Four Airmen, four explosions, one mission

  • Published
  • By 2nd Lt. Christopher Bowyer-Meeder
  • 325th Fighter Wing Public Affairs
Four explosive ordnance disposal airmen serving the 325th Fighter Wing together received life-threatening injuries during deployments separately.

"We all received them from being blown up by improvised explosive devices," said Master Sgt. Jason Heise, 325th Fighter Wing explosive ordnance disposal technician. "We were not all together, so everyone has a different story."

Heise, along with Senior Master Sgt. Dustin Prowell, 325th Fighter Wing EOD superintendant; Tech. Sgt. Joseph Gutshall, 325th FW EOD technician; and Staff Sgt. Guadalupe Corona, 325th FW EOD journeyman found themselves in the same career, wearing the same medal for receiving injuries in the line of duty.

"The Purple Heart is awarded to service members that have been injured in a direct action of enemy forces," Corona said.

Heise was in Afghanistan when he sustained his injuries.

"For me, our truck got blown up, and I got a concussion from that," Heise said. "Then, two weeks later, we got caught in an IED ambush scenario. While doing a post-blast, a Marine stepped on an IED about three feet from me. He lost his legs and I was thrown in to the original blast hole. I've had surgeries on both ankles, shoulder and neck, and traumatic brain injury."

Gutshall was injured while driving in Afghanistan. An explosion caused him to sustain a broken heel, broken ankle, broken wrist and traumatic brain injury. While these injuries would slow most people down, Gutshall remained motivated to continue the mission.

"Men on my team need me, and America needs us," Gutshall said.

Six months after sustaining his injuries, Gutshall returned to Afghanistan and joined together with Corona,then a Senior Airman), who received injuries that earned him a Purple Heart as well.

"I was his team leader," Gutshall said. "During that operation, 14 personnel were injured with one killed in action. Senior Airman Corona's actions after getting blown up prevented those numbers from being much higher. Field medical care that myself and [another Airman on his team] provided would have been worth nothing if Airman Corona had not gotten us a medical evacuation when he did. At least two more of our critically wounded would have lost their lives without Airman Corona's help."

Corona was injured while performing combat life-saving operations on two Marines. They were critically injured by an IED blast while clearing a building. One Marine had fragmentation damage with multiple lacerations and the other lost both legs and an arm. Corona's team was the first on the scene, and immediately began performing combat life-saving operations on them. Corona eventually had to retreat to another room to call for a MEDEVAC. While Corona was relaying information to the MEDEVAC team, another Marine detonated an IED nearby.

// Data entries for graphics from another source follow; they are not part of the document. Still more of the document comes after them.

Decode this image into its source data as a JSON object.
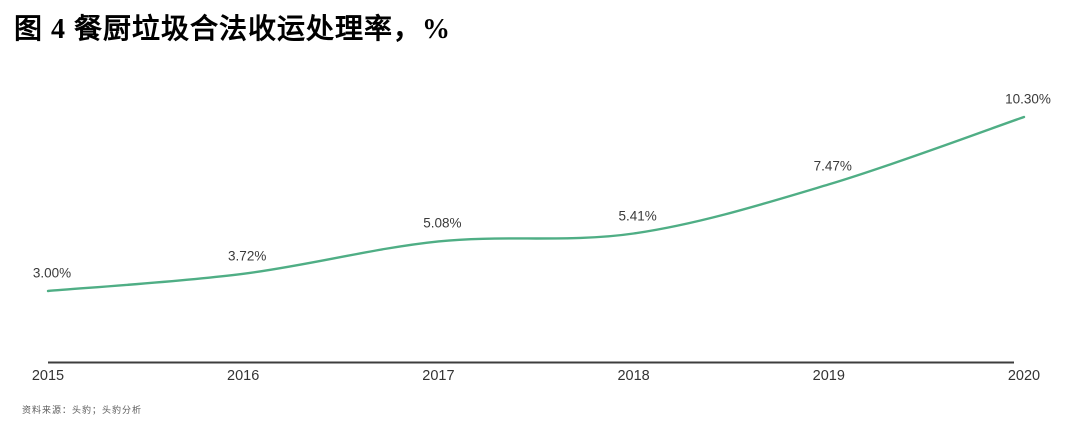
{
  "figure": {
    "title": "图 4 餐厨垃圾合法收运处理率，%",
    "source_note": "资料来源：头豹；头豹分析"
  },
  "chart_data": {
    "type": "line",
    "title": "图 4 餐厨垃圾合法收运处理率，%",
    "x": [
      "2015",
      "2016",
      "2017",
      "2018",
      "2019",
      "2020"
    ],
    "values": [
      3.0,
      3.72,
      5.08,
      5.41,
      7.47,
      10.3
    ],
    "point_labels": [
      "3.00%",
      "3.72%",
      "5.08%",
      "5.41%",
      "7.47%",
      "10.30%"
    ],
    "xlabel": "",
    "ylabel": "",
    "ylim": [
      0,
      11.6
    ],
    "grid": false,
    "legend": "none",
    "line_color": "#4fae85",
    "axis_color": "#3d3d3d",
    "label_color": "#3a3a3a"
  }
}
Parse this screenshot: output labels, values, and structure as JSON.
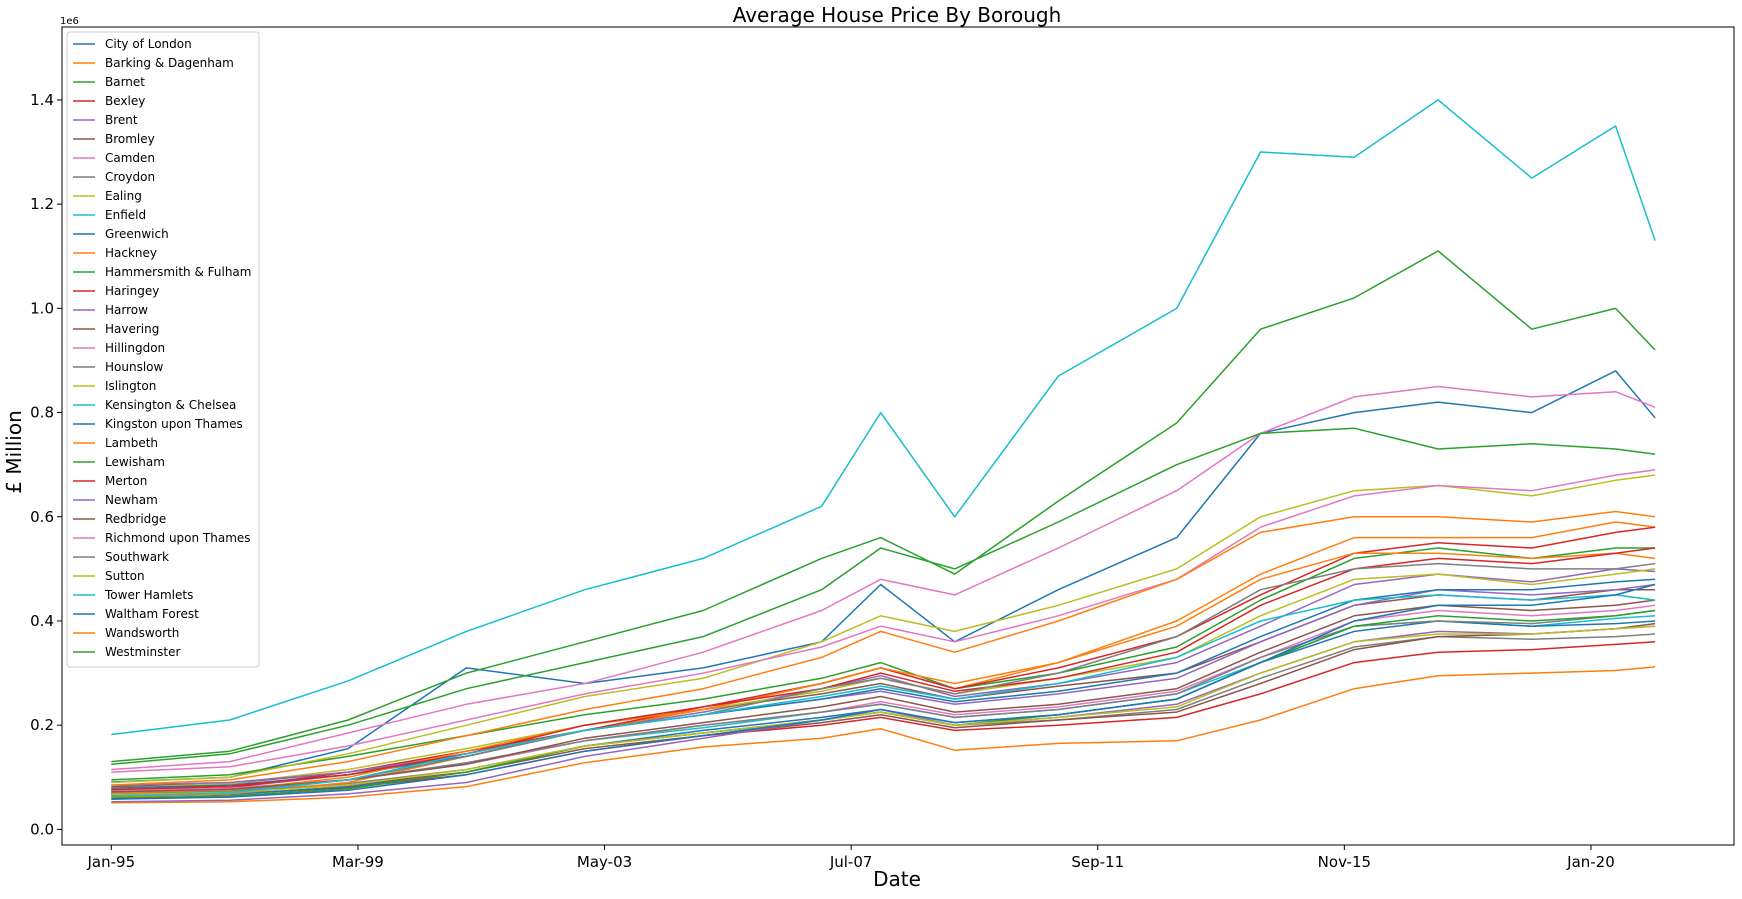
{
  "chart_data": {
    "type": "line",
    "title": "Average House Price By Borough",
    "xlabel": "Date",
    "ylabel": "£ Million",
    "y_offset_label": "1e6",
    "xlim": [
      "1994-03",
      "2022-06"
    ],
    "ylim": [
      -0.03,
      1.54
    ],
    "x_ticks": [
      {
        "date": "1995-01",
        "label": "Jan-95"
      },
      {
        "date": "1999-03",
        "label": "Mar-99"
      },
      {
        "date": "2003-05",
        "label": "May-03"
      },
      {
        "date": "2007-07",
        "label": "Jul-07"
      },
      {
        "date": "2011-09",
        "label": "Sep-11"
      },
      {
        "date": "2015-11",
        "label": "Nov-15"
      },
      {
        "date": "2020-01",
        "label": "Jan-20"
      }
    ],
    "y_ticks": [
      {
        "value": 0.0,
        "label": "0.0"
      },
      {
        "value": 0.2,
        "label": "0.2"
      },
      {
        "value": 0.4,
        "label": "0.4"
      },
      {
        "value": 0.6,
        "label": "0.6"
      },
      {
        "value": 0.8,
        "label": "0.8"
      },
      {
        "value": 1.0,
        "label": "1.0"
      },
      {
        "value": 1.2,
        "label": "1.2"
      },
      {
        "value": 1.4,
        "label": "1.4"
      }
    ],
    "grid": false,
    "legend_position": "top-left",
    "x": [
      "1995-01",
      "1997-01",
      "1999-01",
      "2001-01",
      "2003-01",
      "2005-01",
      "2007-01",
      "2008-01",
      "2009-04",
      "2011-01",
      "2013-01",
      "2014-06",
      "2016-01",
      "2017-06",
      "2019-01",
      "2020-06",
      "2021-02"
    ],
    "series": [
      {
        "name": "City of London",
        "color": "#1f77b4",
        "values": [
          0.091,
          0.1,
          0.155,
          0.31,
          0.28,
          0.31,
          0.36,
          0.47,
          0.36,
          0.46,
          0.56,
          0.76,
          0.8,
          0.82,
          0.8,
          0.88,
          0.79
        ]
      },
      {
        "name": "Barking & Dagenham",
        "color": "#ff7f0e",
        "values": [
          0.051,
          0.053,
          0.062,
          0.082,
          0.128,
          0.158,
          0.175,
          0.193,
          0.152,
          0.165,
          0.17,
          0.21,
          0.27,
          0.295,
          0.3,
          0.305,
          0.312
        ]
      },
      {
        "name": "Barnet",
        "color": "#2ca02c",
        "values": [
          0.095,
          0.105,
          0.14,
          0.18,
          0.22,
          0.25,
          0.29,
          0.32,
          0.27,
          0.3,
          0.35,
          0.44,
          0.52,
          0.54,
          0.52,
          0.54,
          0.54
        ]
      },
      {
        "name": "Bexley",
        "color": "#d62728",
        "values": [
          0.065,
          0.068,
          0.08,
          0.105,
          0.15,
          0.18,
          0.2,
          0.215,
          0.19,
          0.2,
          0.215,
          0.26,
          0.32,
          0.34,
          0.345,
          0.355,
          0.36
        ]
      },
      {
        "name": "Brent",
        "color": "#9467bd",
        "values": [
          0.073,
          0.08,
          0.105,
          0.145,
          0.19,
          0.225,
          0.27,
          0.295,
          0.255,
          0.28,
          0.32,
          0.39,
          0.47,
          0.49,
          0.475,
          0.5,
          0.495
        ]
      },
      {
        "name": "Bromley",
        "color": "#8c564b",
        "values": [
          0.082,
          0.088,
          0.11,
          0.14,
          0.19,
          0.23,
          0.26,
          0.28,
          0.25,
          0.275,
          0.3,
          0.36,
          0.43,
          0.45,
          0.44,
          0.46,
          0.46
        ]
      },
      {
        "name": "Camden",
        "color": "#e377c2",
        "values": [
          0.115,
          0.13,
          0.185,
          0.24,
          0.28,
          0.34,
          0.42,
          0.48,
          0.45,
          0.54,
          0.65,
          0.76,
          0.83,
          0.85,
          0.83,
          0.84,
          0.81
        ]
      },
      {
        "name": "Croydon",
        "color": "#7f7f7f",
        "values": [
          0.069,
          0.073,
          0.088,
          0.115,
          0.16,
          0.185,
          0.21,
          0.225,
          0.2,
          0.21,
          0.23,
          0.29,
          0.35,
          0.37,
          0.365,
          0.37,
          0.375
        ]
      },
      {
        "name": "Ealing",
        "color": "#bcbd22",
        "values": [
          0.079,
          0.088,
          0.115,
          0.155,
          0.2,
          0.23,
          0.265,
          0.29,
          0.26,
          0.29,
          0.33,
          0.41,
          0.48,
          0.49,
          0.47,
          0.49,
          0.5
        ]
      },
      {
        "name": "Enfield",
        "color": "#17becf",
        "values": [
          0.072,
          0.077,
          0.095,
          0.125,
          0.17,
          0.195,
          0.225,
          0.24,
          0.215,
          0.23,
          0.26,
          0.32,
          0.39,
          0.4,
          0.39,
          0.405,
          0.41
        ]
      },
      {
        "name": "Greenwich",
        "color": "#1f77b4",
        "values": [
          0.063,
          0.067,
          0.082,
          0.11,
          0.16,
          0.19,
          0.215,
          0.23,
          0.205,
          0.22,
          0.25,
          0.32,
          0.38,
          0.4,
          0.39,
          0.395,
          0.4
        ]
      },
      {
        "name": "Hackney",
        "color": "#ff7f0e",
        "values": [
          0.062,
          0.068,
          0.09,
          0.14,
          0.19,
          0.23,
          0.28,
          0.31,
          0.27,
          0.32,
          0.4,
          0.49,
          0.56,
          0.56,
          0.56,
          0.59,
          0.58
        ]
      },
      {
        "name": "Hammersmith & Fulham",
        "color": "#2ca02c",
        "values": [
          0.125,
          0.145,
          0.2,
          0.27,
          0.32,
          0.37,
          0.46,
          0.54,
          0.5,
          0.59,
          0.7,
          0.76,
          0.77,
          0.73,
          0.74,
          0.73,
          0.72
        ]
      },
      {
        "name": "Haringey",
        "color": "#d62728",
        "values": [
          0.075,
          0.08,
          0.11,
          0.15,
          0.19,
          0.235,
          0.28,
          0.31,
          0.27,
          0.31,
          0.37,
          0.45,
          0.53,
          0.55,
          0.54,
          0.57,
          0.58
        ]
      },
      {
        "name": "Harrow",
        "color": "#9467bd",
        "values": [
          0.085,
          0.09,
          0.11,
          0.145,
          0.19,
          0.22,
          0.25,
          0.265,
          0.24,
          0.26,
          0.29,
          0.36,
          0.43,
          0.46,
          0.45,
          0.46,
          0.47
        ]
      },
      {
        "name": "Havering",
        "color": "#8c564b",
        "values": [
          0.068,
          0.072,
          0.085,
          0.11,
          0.155,
          0.18,
          0.205,
          0.22,
          0.195,
          0.21,
          0.225,
          0.28,
          0.345,
          0.37,
          0.375,
          0.385,
          0.395
        ]
      },
      {
        "name": "Hillingdon",
        "color": "#e377c2",
        "values": [
          0.074,
          0.079,
          0.095,
          0.125,
          0.17,
          0.2,
          0.225,
          0.245,
          0.22,
          0.235,
          0.265,
          0.33,
          0.4,
          0.42,
          0.41,
          0.42,
          0.43
        ]
      },
      {
        "name": "Hounslow",
        "color": "#7f7f7f",
        "values": [
          0.071,
          0.076,
          0.095,
          0.128,
          0.17,
          0.2,
          0.225,
          0.24,
          0.215,
          0.23,
          0.26,
          0.33,
          0.39,
          0.4,
          0.395,
          0.41,
          0.42
        ]
      },
      {
        "name": "Islington",
        "color": "#bcbd22",
        "values": [
          0.09,
          0.1,
          0.145,
          0.2,
          0.255,
          0.29,
          0.36,
          0.41,
          0.38,
          0.43,
          0.5,
          0.6,
          0.65,
          0.66,
          0.64,
          0.67,
          0.68
        ]
      },
      {
        "name": "Kensington & Chelsea",
        "color": "#17becf",
        "values": [
          0.182,
          0.21,
          0.285,
          0.38,
          0.46,
          0.52,
          0.62,
          0.8,
          0.6,
          0.87,
          1.0,
          1.3,
          1.29,
          1.4,
          1.25,
          1.35,
          1.13
        ]
      },
      {
        "name": "Kingston upon Thames",
        "color": "#1f77b4",
        "values": [
          0.079,
          0.085,
          0.105,
          0.14,
          0.19,
          0.22,
          0.25,
          0.27,
          0.245,
          0.265,
          0.3,
          0.37,
          0.44,
          0.46,
          0.46,
          0.475,
          0.48
        ]
      },
      {
        "name": "Lambeth",
        "color": "#ff7f0e",
        "values": [
          0.07,
          0.076,
          0.1,
          0.15,
          0.2,
          0.23,
          0.28,
          0.31,
          0.28,
          0.32,
          0.39,
          0.48,
          0.53,
          0.53,
          0.52,
          0.53,
          0.52
        ]
      },
      {
        "name": "Lewisham",
        "color": "#2ca02c",
        "values": [
          0.06,
          0.064,
          0.078,
          0.11,
          0.16,
          0.185,
          0.21,
          0.225,
          0.2,
          0.22,
          0.25,
          0.32,
          0.39,
          0.41,
          0.4,
          0.41,
          0.42
        ]
      },
      {
        "name": "Merton",
        "color": "#d62728",
        "values": [
          0.076,
          0.083,
          0.105,
          0.145,
          0.2,
          0.235,
          0.27,
          0.3,
          0.265,
          0.29,
          0.34,
          0.43,
          0.5,
          0.52,
          0.51,
          0.53,
          0.54
        ]
      },
      {
        "name": "Newham",
        "color": "#9467bd",
        "values": [
          0.053,
          0.056,
          0.068,
          0.09,
          0.14,
          0.175,
          0.21,
          0.23,
          0.2,
          0.215,
          0.24,
          0.3,
          0.36,
          0.38,
          0.375,
          0.385,
          0.39
        ]
      },
      {
        "name": "Redbridge",
        "color": "#8c564b",
        "values": [
          0.072,
          0.077,
          0.095,
          0.125,
          0.175,
          0.205,
          0.235,
          0.255,
          0.225,
          0.24,
          0.27,
          0.34,
          0.41,
          0.43,
          0.42,
          0.43,
          0.44
        ]
      },
      {
        "name": "Richmond upon Thames",
        "color": "#e377c2",
        "values": [
          0.11,
          0.12,
          0.16,
          0.21,
          0.26,
          0.3,
          0.35,
          0.39,
          0.36,
          0.41,
          0.48,
          0.58,
          0.64,
          0.66,
          0.65,
          0.68,
          0.69
        ]
      },
      {
        "name": "Southwark",
        "color": "#7f7f7f",
        "values": [
          0.067,
          0.073,
          0.095,
          0.14,
          0.19,
          0.22,
          0.27,
          0.29,
          0.26,
          0.3,
          0.37,
          0.46,
          0.5,
          0.51,
          0.5,
          0.5,
          0.51
        ]
      },
      {
        "name": "Sutton",
        "color": "#bcbd22",
        "values": [
          0.067,
          0.071,
          0.085,
          0.115,
          0.16,
          0.185,
          0.21,
          0.225,
          0.2,
          0.215,
          0.235,
          0.3,
          0.36,
          0.375,
          0.375,
          0.385,
          0.39
        ]
      },
      {
        "name": "Tower Hamlets",
        "color": "#17becf",
        "values": [
          0.064,
          0.07,
          0.095,
          0.145,
          0.19,
          0.22,
          0.255,
          0.275,
          0.25,
          0.28,
          0.33,
          0.4,
          0.44,
          0.45,
          0.44,
          0.45,
          0.44
        ]
      },
      {
        "name": "Waltham Forest",
        "color": "#1f77b4",
        "values": [
          0.058,
          0.062,
          0.075,
          0.105,
          0.15,
          0.18,
          0.21,
          0.23,
          0.205,
          0.22,
          0.25,
          0.32,
          0.4,
          0.43,
          0.43,
          0.45,
          0.47
        ]
      },
      {
        "name": "Wandsworth",
        "color": "#ff7f0e",
        "values": [
          0.085,
          0.095,
          0.13,
          0.18,
          0.23,
          0.27,
          0.33,
          0.38,
          0.34,
          0.4,
          0.48,
          0.57,
          0.6,
          0.6,
          0.59,
          0.61,
          0.6
        ]
      },
      {
        "name": "Westminster",
        "color": "#2ca02c",
        "values": [
          0.13,
          0.15,
          0.21,
          0.3,
          0.36,
          0.42,
          0.52,
          0.56,
          0.49,
          0.63,
          0.78,
          0.96,
          1.02,
          1.11,
          0.96,
          1.0,
          0.92
        ]
      }
    ]
  }
}
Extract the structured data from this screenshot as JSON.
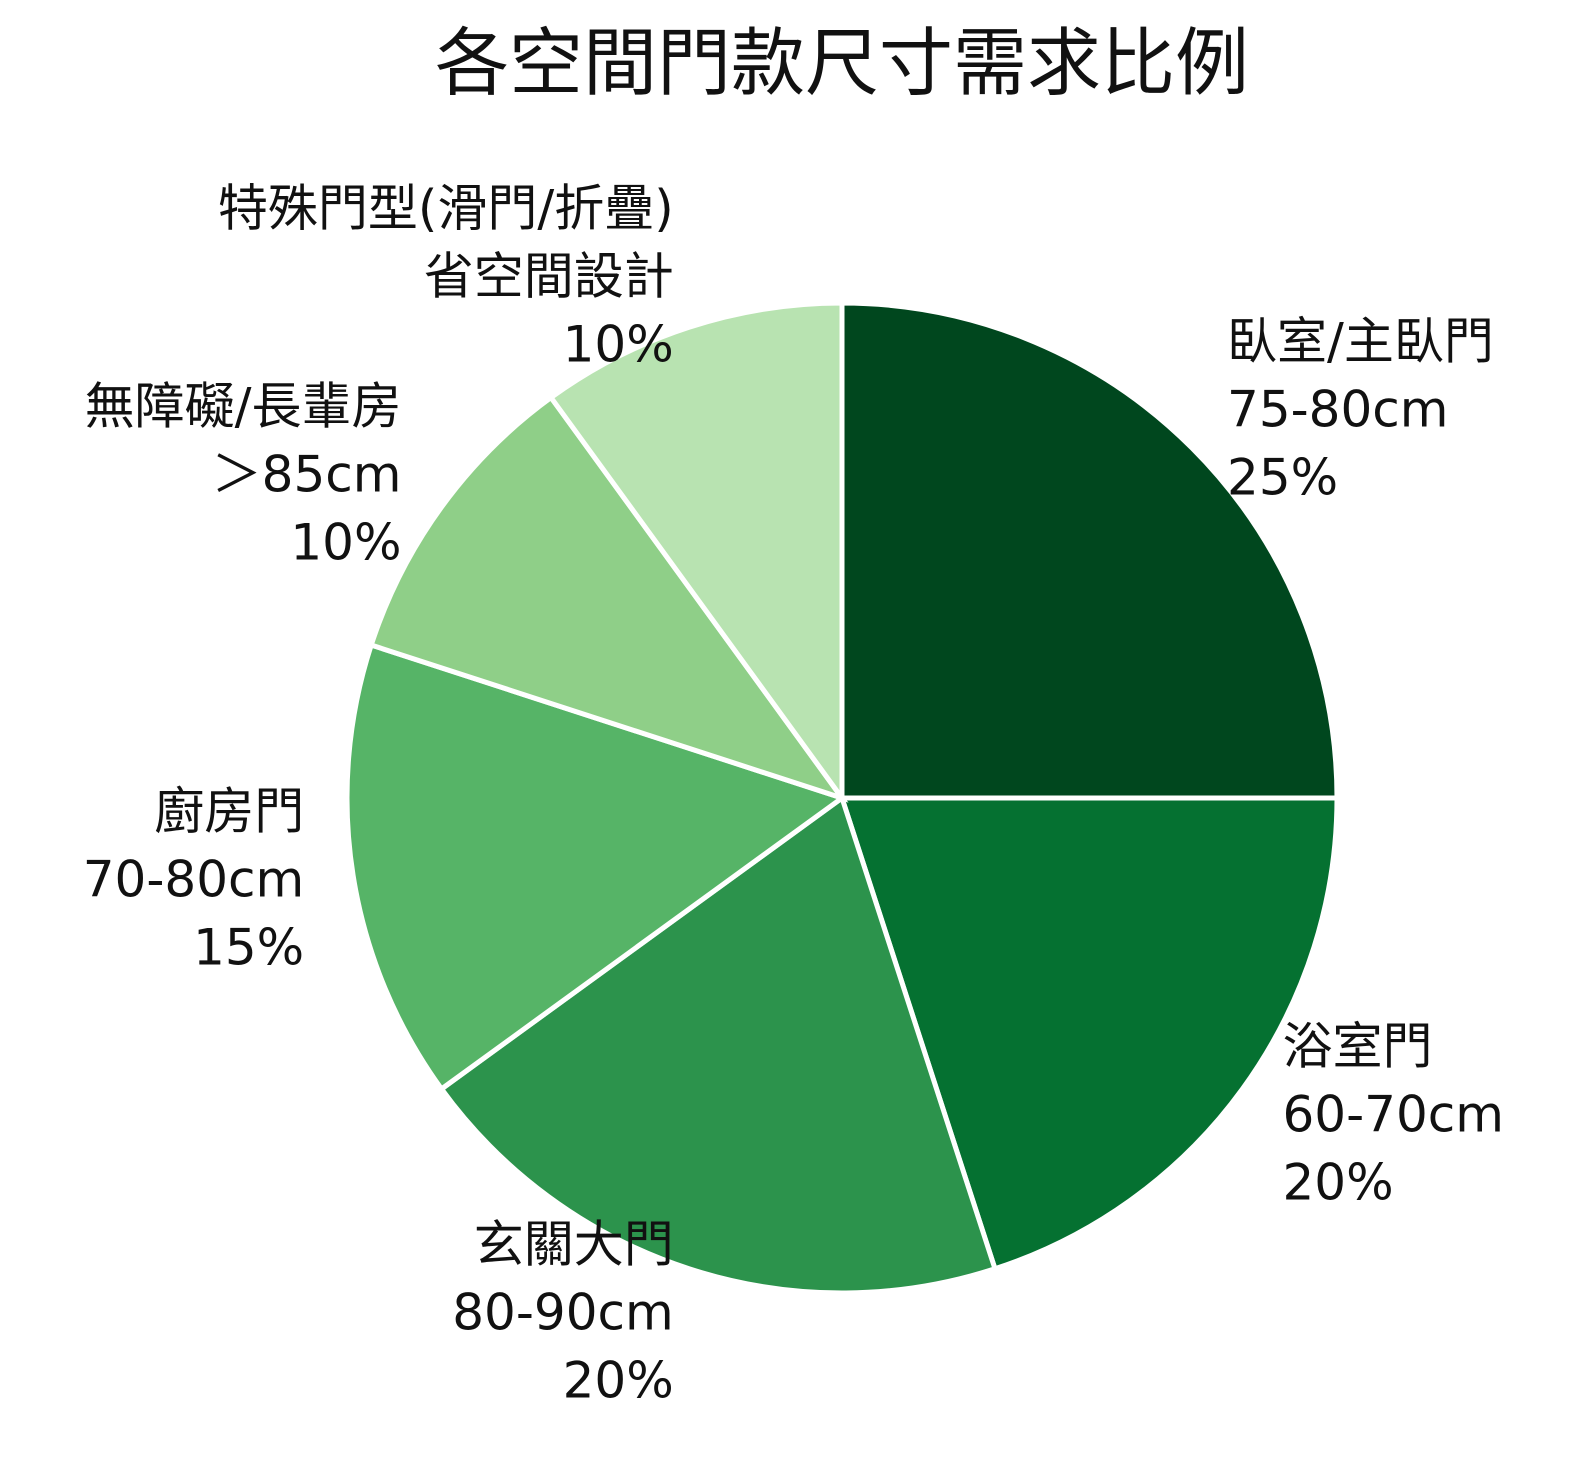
{
  "chart_data": {
    "type": "pie",
    "title": "各空間門款尺寸需求比例",
    "categories": [
      "臥室/主臥門",
      "浴室門",
      "玄關大門",
      "廚房門",
      "無障礙/長輩房",
      "特殊門型(滑門/折疊)"
    ],
    "sublabels": [
      "75-80cm",
      "60-70cm",
      "80-90cm",
      "70-80cm",
      "＞85cm",
      "省空間設計"
    ],
    "values": [
      25,
      20,
      20,
      15,
      10,
      10
    ],
    "value_labels": [
      "25%",
      "20%",
      "20%",
      "15%",
      "10%",
      "10%"
    ],
    "colors": [
      "#00471e",
      "#057131",
      "#2c934c",
      "#56b467",
      "#8fcf88",
      "#b8e3b1"
    ],
    "start_angle": "top",
    "direction": "clockwise"
  }
}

"Unfortunately, he was killed instantly, and I was thrown and bounced off a wall several feet away and knocked unconscious," Corona said. "When I came to, I had been pulled from the building, and had several scrapes and bruises, a massive headache and had caught some fragmentation along my right side. After regaining my composure, I regained communications with the MEDEVAC and aided my team in clearing the rest of the building and getting everyone out to the landing zone for the inbound helicopter. I ended up joining the wounded on that flight out and was MEDEVACed to Khandahar."

Corona sustained minor tissue damage, multiple small lacerations resulting from fragmentation and TBI, yet he considers himself lucky.

"I was very lucky," he said. "It could have very easily gone much worse for me. There are plenty of EOD techs, as well as other members of the Armed Forces in general, who have sustained worse injuries and still recovered. If they can overcome losing one or more limbs, then I can definitely get over a few scratches and a headache."

Prowell is also a member of the 325th EOD team, and was also awarded the Purple Heart after surviving an IED blast. He is currently deployed, and continues to support the mission of the 325th FW.

These Airmen may seem like super heroes, but they certainly don't see themselves as such.

"We do our jobs, and we do them well," Corona said. "Some of us are faced with situations where we are pushed beyond our normal limits and are put in extraordinary circumstances. Fortunately, we have some great training, and we can just let that training kick in and get the job done."

All four Airmen continue to support the EOD mission here at Tyndall, and that mission was summed up quite simply by Gutshall, "stop bad things from blowing up, then blow them up safely."